The Insecurity of the Internet of Things (IoT)
The IoT is primarily composed of commonly used devices such as Home routers, DVRs, and internet-connected cameras.
Many people picture smart thermostats and virtual assistants that will respond to voice commands, IoT streets are buzzing with the new breed of innovations that’ll take it to the much-awaited glory.
For hackers The surge in innovation, availability and adoption has made IoT an attractive target and has made the“insecurity of the Internet of Things” a cause for concern.
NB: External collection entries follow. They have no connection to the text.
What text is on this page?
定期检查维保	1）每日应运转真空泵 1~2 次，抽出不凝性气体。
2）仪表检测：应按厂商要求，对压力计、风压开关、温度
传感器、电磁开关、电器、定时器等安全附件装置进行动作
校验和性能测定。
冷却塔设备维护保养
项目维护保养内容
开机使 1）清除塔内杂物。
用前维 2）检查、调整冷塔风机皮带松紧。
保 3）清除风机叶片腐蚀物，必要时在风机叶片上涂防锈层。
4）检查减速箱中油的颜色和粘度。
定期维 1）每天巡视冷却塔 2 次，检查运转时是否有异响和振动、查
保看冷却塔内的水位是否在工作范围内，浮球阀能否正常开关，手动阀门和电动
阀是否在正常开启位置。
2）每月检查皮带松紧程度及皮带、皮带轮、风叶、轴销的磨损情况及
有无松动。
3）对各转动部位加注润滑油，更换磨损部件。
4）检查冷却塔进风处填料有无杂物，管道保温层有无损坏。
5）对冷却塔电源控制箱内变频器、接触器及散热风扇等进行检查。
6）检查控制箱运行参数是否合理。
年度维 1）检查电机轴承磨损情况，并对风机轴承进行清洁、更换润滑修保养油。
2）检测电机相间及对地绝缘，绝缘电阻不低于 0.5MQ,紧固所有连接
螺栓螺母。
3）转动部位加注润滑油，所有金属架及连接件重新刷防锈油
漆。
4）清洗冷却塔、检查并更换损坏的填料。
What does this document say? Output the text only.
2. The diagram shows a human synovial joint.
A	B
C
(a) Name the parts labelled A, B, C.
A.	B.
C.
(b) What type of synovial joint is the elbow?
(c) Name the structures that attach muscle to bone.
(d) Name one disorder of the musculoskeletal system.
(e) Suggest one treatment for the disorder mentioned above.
There is much less security for attackers to overcome when trying to take over an IoT device.
Unlike a laptop or desktop computer, which will receive automatic security updates and typically have security software installed, an IoT device’s only protection may be an easily guessed default user name and password.
A large-scale attack on DNS provider Dyn demonstrated how easy it was to create a large botnet and disrupt major websites such as Netflix, Twitter, and PayPal.
Attacks using IoT devices also lower the barriers to entry for cyber criminals. The Dyn attack also revealed the existence of Mirai to the world at large. While it is difficult to definitively state how many Mirai-infected devices are out there, but many figures quoted are quite staggering.
Security is often not a priority for the device manufacturer With IoT devices. This leads to poor practices such as the use of default passwords and open ports, which the users do not, or cannot, change.
IoT devices typically don’t have built-in mechanisms to receive automatic firmware updates, resulting in vulnerabilities being left unpatched.
They are often forgotten about once installed. This means that their owners are unaware when devices are being used for malicious purposes and have little incentive to apply firmware updates.
Infected IoT devices could also be used as a stepping-stone to attack other devices in a private network. It could also mean that a device belonging to you could participate in a global botnet that plays a role in taking down websites or services.
The attack showed how powerful a DDoS attack using IoT devices could be and raised questions about what it might mean if attackers decided to target industrial control systems or critical national infrastructure.
As the profile of IoT devices change and connected cars and connected medical devices become more commonplace, attacker motives are also likely to change.
Gartner estimates that there will be more than 20 billion IoT devices in the world by 2020. Though there is no one way to fix a complex problem like this, risk-based baseline security standards are part of the solution.
Regulation of the IoT industry to ensure that security is a core consideration in the design and manufacture of IoT devices will be a great place to start.